The thought behind this is that a regulator can look at the rankings for a discriminatory feature. If the ranking is very high in an explanation such as in model A, the regulator can say that the discriminatory feature is being used too much and that another model would be better. In model B, the authors show that they can flatten out the gradients with respect to multiple explanation techniques and scale back the magnitude of attribution given to a feature.
TLDR; the paper’s adversarial explanation attack does 3 key things: significantly decreases relative importance, generalizes to test points, and transfers across explanation methods, along with the following key findings:
How can we create explainability tools for external stakeholders? [Answer: community engagement and thoughtful deployment]
This work is called Machine Learning Explainability for External Stakeholders, and it was based on a closed convening hosted by the Centre for the Future Intelligence, Partnership on AI, and IBM.
In this activity, 33 participants from 5 countries came together in New York in early February. They were 15 ML experts, 3 designers, 6 legal experts, and 9 policymakers. They came from a wide variety of domain expertise with backgrounds in finance, media, healthcare, and social services. The goal was to facilitate an inter-stakeholder conversation around explainable machine learning.
There are two main takeaways:
- There is a need for community engagement in the development of explainable machine learning.
- There are nuances in the deployment of explainable machine learning.
Umang proposes to tackle these takeaways as questions to be answered by the community and further research.
The following questions should be asked when engaging with the community.
- In which context will this explanation be used? Does the context change the properties of the explanations we expose?
- How should the explanation be evaluated? Both quantitatively and qualitatively
- Can we prevent data misuse and preferential treatment by involving aﬀected groups in the development process?
- Can we educate external stakeholders (and data scientists) regarding the functionalities and limitations of explainable machine learning?
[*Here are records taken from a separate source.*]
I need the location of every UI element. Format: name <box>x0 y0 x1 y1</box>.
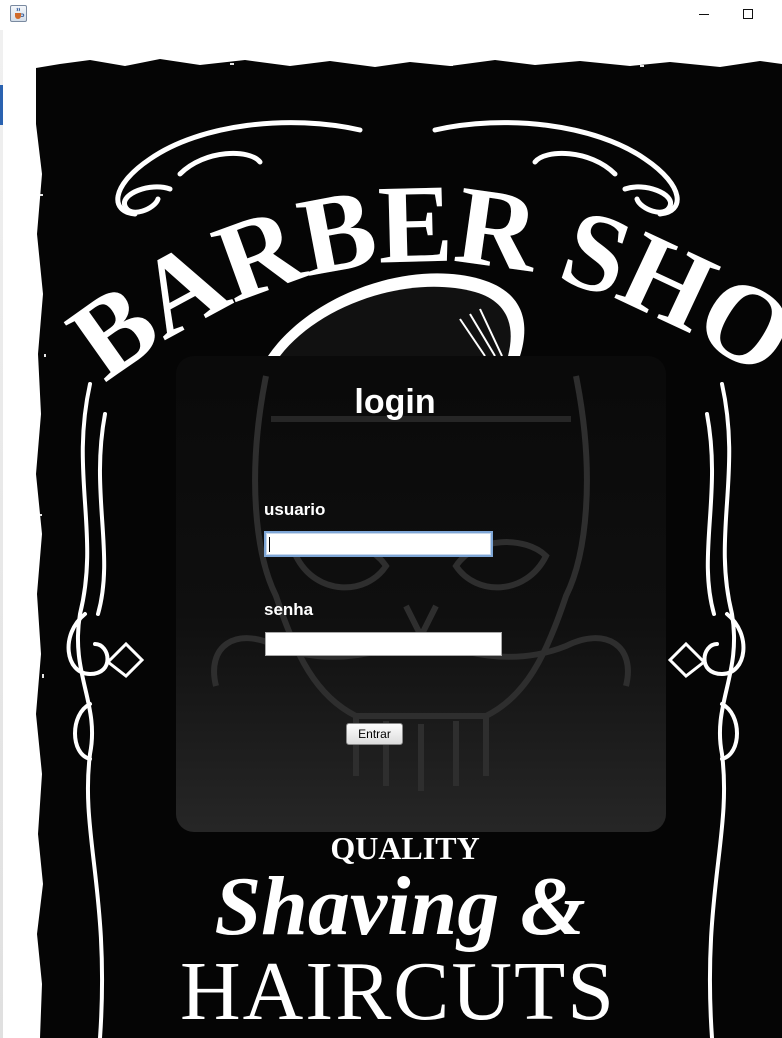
window-border <box>0 30 3 1038</box>
login-title: login <box>354 383 436 421</box>
title-bar <box>0 0 782 30</box>
password-input[interactable] <box>265 632 502 656</box>
entrar-button[interactable]: Entrar <box>346 723 403 745</box>
maximize-button[interactable] <box>734 2 762 26</box>
poster-tagline-script: Shaving & <box>214 860 585 953</box>
username-label: usuario <box>264 500 326 519</box>
application-window: BARBER SHOP <box>0 0 782 1038</box>
password-label: senha <box>264 600 314 619</box>
login-panel <box>176 356 666 832</box>
poster-tagline-bottom: HAIRCUTS <box>180 945 616 1038</box>
text-caret <box>269 537 270 552</box>
minimize-button[interactable] <box>690 2 718 26</box>
username-input[interactable] <box>264 531 493 557</box>
java-cup-icon[interactable] <box>10 5 27 22</box>
skull-watermark-icon <box>211 375 631 791</box>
In the same way when considering community engagement, the following important questions should be asked when deploying explainability.
- How does uncertainty in the model and introduced by the (potentially approximate) explanation technique aﬀect the resulting explanations?
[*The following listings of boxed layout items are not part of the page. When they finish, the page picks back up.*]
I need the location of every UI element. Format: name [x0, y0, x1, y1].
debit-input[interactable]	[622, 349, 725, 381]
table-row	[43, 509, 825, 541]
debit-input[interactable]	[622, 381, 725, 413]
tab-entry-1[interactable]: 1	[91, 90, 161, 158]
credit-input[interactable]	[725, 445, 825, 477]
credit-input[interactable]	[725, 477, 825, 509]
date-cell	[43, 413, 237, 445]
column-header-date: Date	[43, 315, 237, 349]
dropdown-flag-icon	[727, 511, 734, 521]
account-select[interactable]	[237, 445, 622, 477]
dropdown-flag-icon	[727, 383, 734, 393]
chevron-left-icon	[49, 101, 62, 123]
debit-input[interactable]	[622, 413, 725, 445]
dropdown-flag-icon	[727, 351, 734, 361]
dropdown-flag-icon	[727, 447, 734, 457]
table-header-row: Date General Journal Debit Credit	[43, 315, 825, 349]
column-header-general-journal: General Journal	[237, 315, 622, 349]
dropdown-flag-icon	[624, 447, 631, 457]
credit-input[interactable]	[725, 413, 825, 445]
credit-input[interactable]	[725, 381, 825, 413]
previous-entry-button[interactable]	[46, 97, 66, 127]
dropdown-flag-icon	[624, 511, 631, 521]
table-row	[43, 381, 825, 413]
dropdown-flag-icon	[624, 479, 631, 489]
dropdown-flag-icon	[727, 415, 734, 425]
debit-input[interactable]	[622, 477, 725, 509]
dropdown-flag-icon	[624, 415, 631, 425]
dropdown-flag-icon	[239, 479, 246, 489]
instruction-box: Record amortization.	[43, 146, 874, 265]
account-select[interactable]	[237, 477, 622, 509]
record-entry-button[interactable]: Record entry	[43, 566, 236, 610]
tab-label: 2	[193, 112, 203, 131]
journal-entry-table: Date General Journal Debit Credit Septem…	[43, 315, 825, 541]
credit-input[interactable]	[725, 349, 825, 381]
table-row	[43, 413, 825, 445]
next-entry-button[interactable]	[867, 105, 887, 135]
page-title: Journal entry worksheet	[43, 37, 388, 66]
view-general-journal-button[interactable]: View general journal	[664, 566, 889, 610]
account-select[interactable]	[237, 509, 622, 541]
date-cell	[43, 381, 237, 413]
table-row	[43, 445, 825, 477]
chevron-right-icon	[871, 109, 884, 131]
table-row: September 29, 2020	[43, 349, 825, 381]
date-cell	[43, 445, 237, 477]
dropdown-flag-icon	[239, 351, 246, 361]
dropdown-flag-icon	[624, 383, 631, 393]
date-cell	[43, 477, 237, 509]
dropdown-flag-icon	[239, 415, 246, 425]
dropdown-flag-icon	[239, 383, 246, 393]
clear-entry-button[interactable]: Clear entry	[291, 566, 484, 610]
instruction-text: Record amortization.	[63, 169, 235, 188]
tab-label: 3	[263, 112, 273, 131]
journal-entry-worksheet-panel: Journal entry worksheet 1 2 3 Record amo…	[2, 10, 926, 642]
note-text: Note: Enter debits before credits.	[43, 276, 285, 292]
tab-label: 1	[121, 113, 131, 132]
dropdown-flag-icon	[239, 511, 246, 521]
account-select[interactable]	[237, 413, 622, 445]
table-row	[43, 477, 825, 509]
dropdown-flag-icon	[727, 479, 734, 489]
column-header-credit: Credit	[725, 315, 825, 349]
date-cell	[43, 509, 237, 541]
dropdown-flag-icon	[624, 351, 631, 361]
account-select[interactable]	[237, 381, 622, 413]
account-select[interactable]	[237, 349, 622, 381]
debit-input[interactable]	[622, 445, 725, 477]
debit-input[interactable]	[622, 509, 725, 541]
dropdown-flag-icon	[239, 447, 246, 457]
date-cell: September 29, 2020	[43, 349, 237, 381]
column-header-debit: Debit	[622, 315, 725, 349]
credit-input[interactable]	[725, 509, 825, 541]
- How can stakeholders interact with the resulting explanations? Can explanations be a conduit for interacting with the model?
- How, if at all, will stakeholder behavior change as a result of the explanation shown?
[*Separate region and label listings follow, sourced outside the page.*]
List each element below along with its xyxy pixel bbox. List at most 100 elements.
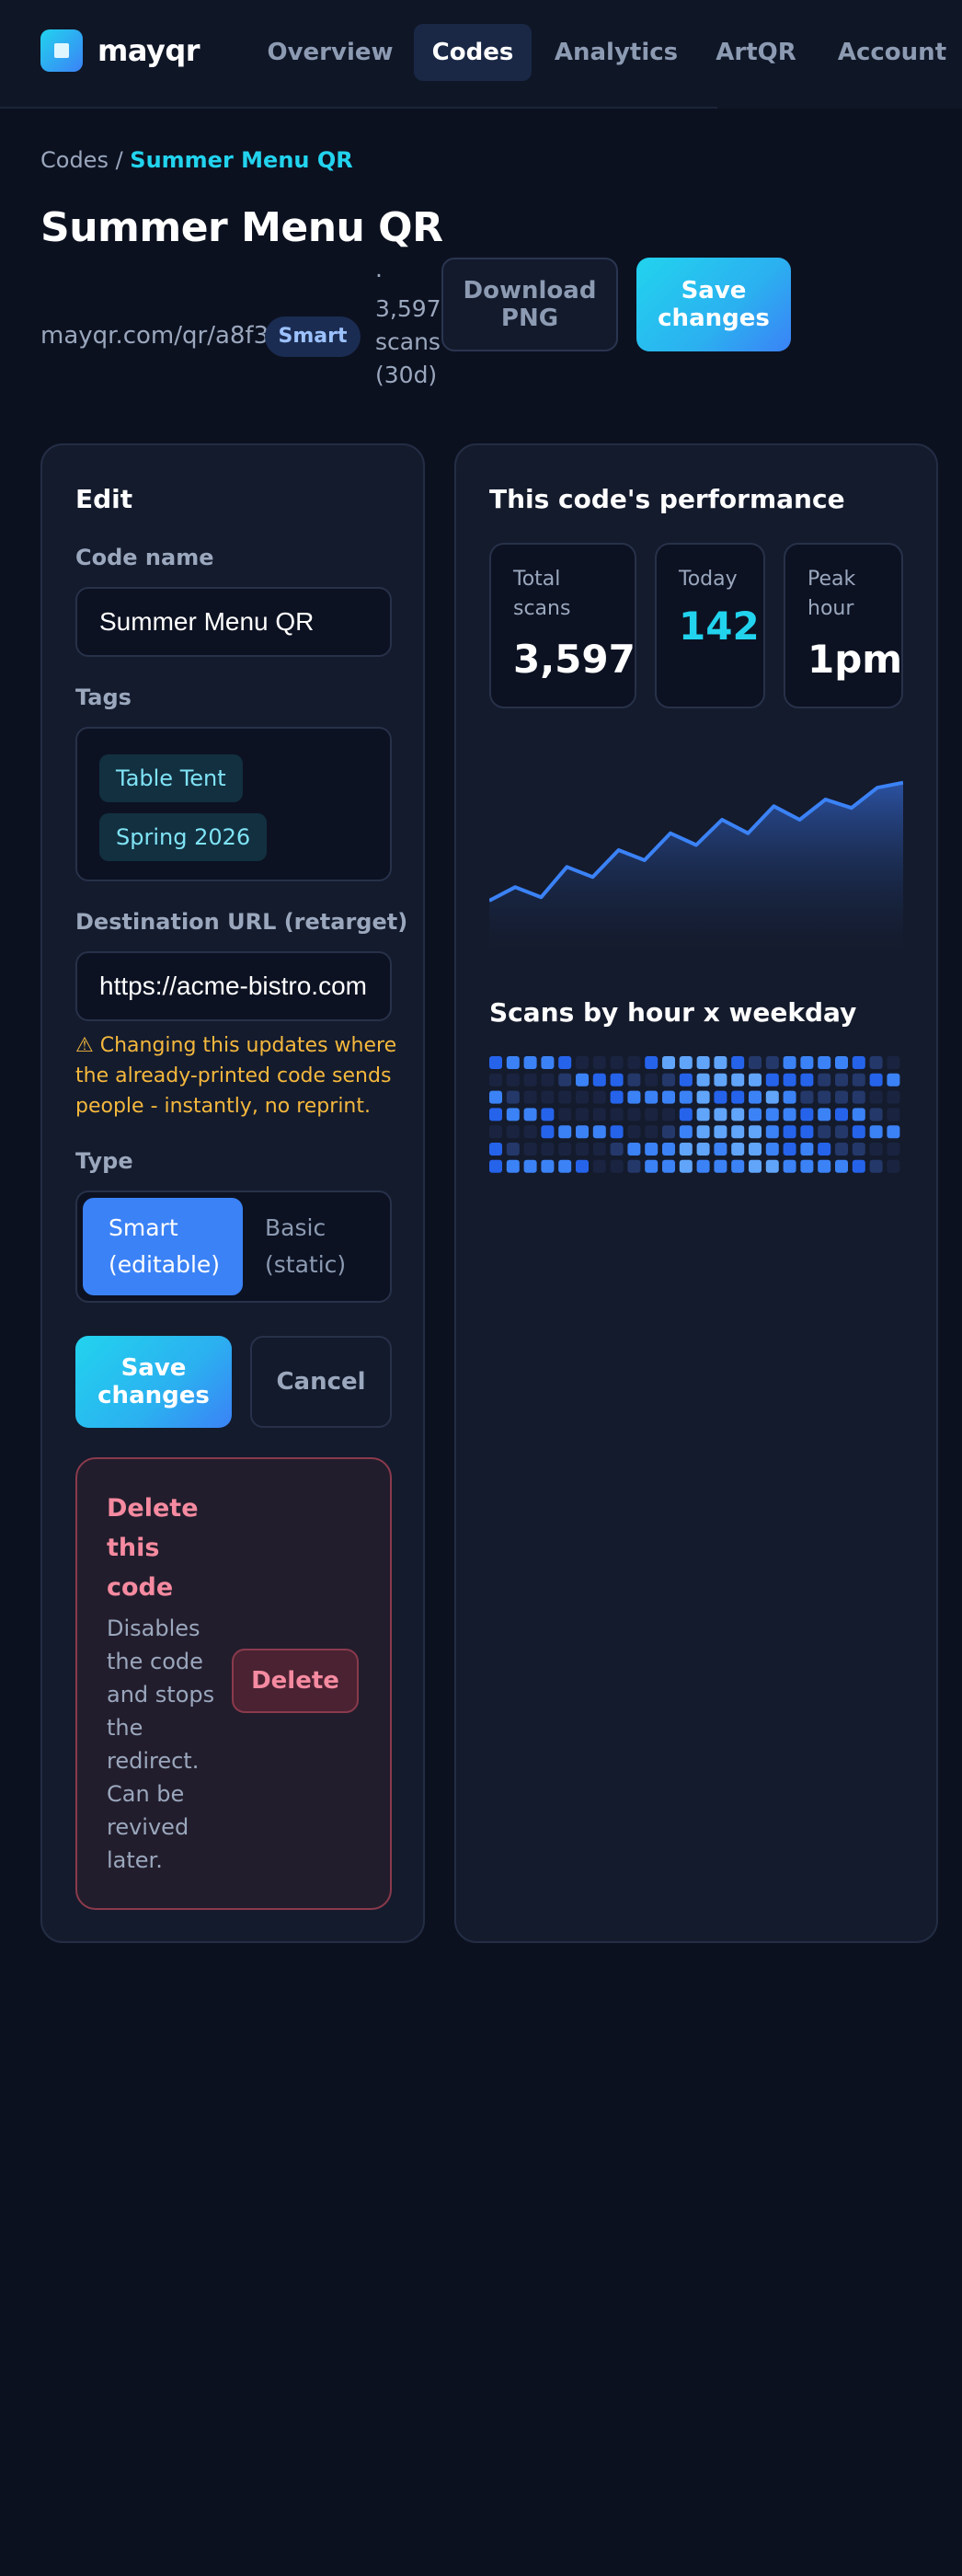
nav-item-account[interactable]: Account [831, 24, 953, 81]
cancel-button[interactable]: Cancel [250, 1336, 392, 1428]
heatmap-cell [645, 1159, 659, 1173]
heatmap-cell [679, 1056, 693, 1069]
heatmap-cell [835, 1159, 848, 1173]
save-changes-button-top[interactable]: Save changes [636, 258, 791, 351]
nav-item-analytics[interactable]: Analytics [544, 24, 688, 81]
heatmap-cell [576, 1073, 589, 1087]
heatmap-cell [576, 1159, 589, 1173]
heatmap-cell [523, 1159, 537, 1173]
heatmap-cell [489, 1073, 502, 1087]
heatmap-cell [783, 1090, 796, 1104]
brand-name: mayqr [97, 33, 200, 68]
heatmap-cell [506, 1159, 520, 1173]
breadcrumb-separator: / [108, 147, 131, 173]
danger-title-line3: code [107, 1573, 174, 1602]
download-png-button[interactable]: Download PNG [441, 258, 618, 351]
heatmap-cell [887, 1159, 900, 1173]
stat-total-scans: Total scans 3,597 [489, 543, 636, 708]
stat-label-line: Peak [807, 568, 856, 591]
tags-input[interactable]: Table Tent Spring 2026 [75, 727, 392, 881]
tag-chip[interactable]: Spring 2026 [99, 813, 268, 861]
heatmap-cell [662, 1159, 675, 1173]
heatmap-cell [523, 1073, 537, 1087]
heatmap-cell [749, 1090, 762, 1104]
heatmap-cell [645, 1090, 659, 1104]
heatmap-cell [541, 1108, 555, 1121]
danger-desc-line: and stops [107, 1682, 215, 1708]
code-name-input[interactable]: Summer Menu QR [75, 587, 392, 657]
heatmap-cell [645, 1073, 659, 1087]
stat-label: Total scans [513, 565, 570, 624]
heatmap-cell [765, 1073, 779, 1087]
short-url[interactable]: mayqr.com/qr/a8f3 [40, 322, 269, 350]
heatmap-cell [835, 1125, 848, 1139]
nav-item-overview[interactable]: Overview [254, 24, 407, 81]
heatmap-cell [696, 1143, 710, 1156]
heatmap-cell [558, 1143, 572, 1156]
heatmap-cell [818, 1073, 831, 1087]
heatmap-cell [818, 1056, 831, 1069]
heatmap-cell [662, 1108, 675, 1121]
edit-title: Edit [75, 484, 133, 514]
stat-value: 142 [679, 604, 760, 649]
heatmap-cell [800, 1073, 814, 1087]
heatmap-cell [576, 1108, 589, 1121]
heatmap-cell [610, 1159, 624, 1173]
heatmap-cell [869, 1056, 883, 1069]
heatmap-cell [731, 1056, 745, 1069]
heatmap-cell [523, 1056, 537, 1069]
heatmap-cell [506, 1056, 520, 1069]
heatmap-cell [800, 1125, 814, 1139]
heatmap-cell [783, 1143, 796, 1156]
heatmap-cell [818, 1159, 831, 1173]
destination-url-label: Destination URL (retarget) [75, 909, 408, 935]
type-smart-line2: (editable) [109, 1251, 221, 1278]
heatmap-cell [610, 1073, 624, 1087]
scan-meta-count: 3,597 [375, 295, 441, 322]
save-changes-button[interactable]: Save changes [75, 1336, 232, 1428]
heatmap-cell [765, 1108, 779, 1121]
type-selector: Smart (editable) Basic (static) [75, 1190, 392, 1303]
destination-url-input[interactable]: https://acme-bistro.com [75, 951, 392, 1021]
heatmap-cell [489, 1056, 502, 1069]
heatmap-cell [869, 1090, 883, 1104]
heatmap-cell [714, 1056, 727, 1069]
tags-label: Tags [75, 684, 132, 710]
heatmap-cell [749, 1073, 762, 1087]
stat-label-line: scans [513, 597, 571, 620]
heatmap-cell [645, 1056, 659, 1069]
heatmap-cell [592, 1056, 606, 1069]
type-basic-line1: Basic [265, 1214, 326, 1241]
heatmap-cell [749, 1056, 762, 1069]
heatmap-cell [662, 1073, 675, 1087]
heatmap-cell [489, 1090, 502, 1104]
heatmap-cell [523, 1125, 537, 1139]
heatmap-cell [541, 1143, 555, 1156]
tag-chip[interactable]: Table Tent [99, 754, 243, 802]
heatmap-cell [662, 1125, 675, 1139]
danger-desc-line: redirect. [107, 1748, 200, 1774]
heatmap-cell [506, 1125, 520, 1139]
heatmap-cell [835, 1073, 848, 1087]
brand[interactable]: mayqr [40, 29, 200, 72]
danger-desc-line: later. [107, 1847, 163, 1873]
delete-button[interactable]: Delete [232, 1649, 359, 1713]
heatmap-cell [696, 1056, 710, 1069]
type-option-smart[interactable]: Smart (editable) [83, 1198, 243, 1295]
danger-title: Delete this code [107, 1489, 235, 1607]
heatmap-cell [869, 1108, 883, 1121]
heatmap-cell [610, 1108, 624, 1121]
nav-item-codes[interactable]: Codes [414, 24, 532, 81]
type-option-basic[interactable]: Basic (static) [243, 1198, 386, 1295]
page-title: Summer Menu QR [40, 204, 443, 251]
heatmap-title: Scans by hour x weekday [489, 997, 857, 1028]
heatmap-cell [627, 1090, 641, 1104]
heatmap-cell [783, 1108, 796, 1121]
breadcrumb-parent[interactable]: Codes [40, 147, 109, 173]
save-line2: changes [97, 1382, 210, 1409]
heatmap-cell [541, 1073, 555, 1087]
scan-trend-chart [489, 780, 903, 951]
heatmap-cell [558, 1125, 572, 1139]
nav-item-artqr[interactable]: ArtQR [704, 24, 807, 81]
heatmap-cell [610, 1143, 624, 1156]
- Over time, how will the explanation technique adapt to changes in stakeholder behavior?
All of these things are completely context dependent, and that’s why it’s important to have community engagement from creating the model to iterating on it.
It’s become critical to be able to explain machine learning and to be able to answer questions on where outputs come from. There’s increasing interest from stakeholders in explainable AI, but it’s a lot easier said than done. While current explainability tools have a long way to go and are not sufficient in their current form, AI practitioners can continue to create meaningful explainability tools for stakeholders through community engagement and thoughtful deployment.
Cool Stuff to Check Out
Interesting questions from the video:
- How strongly do regulators insist on explainable models? Are they open to non-explainable models? And if so, what are the desiderata? 20m 50s
- Is there an agreed method to explain a given model regardless of where it’s deployed? 32m 30s
- What are your thoughts on liability, policy, and safety standards in spaces like self-driving cars in regards to explainable ML? 38m 34s
- What are the overall incentives of using explainable AI? 55m 43s
All information and ideas presented in this post are that of the speaker and the talk.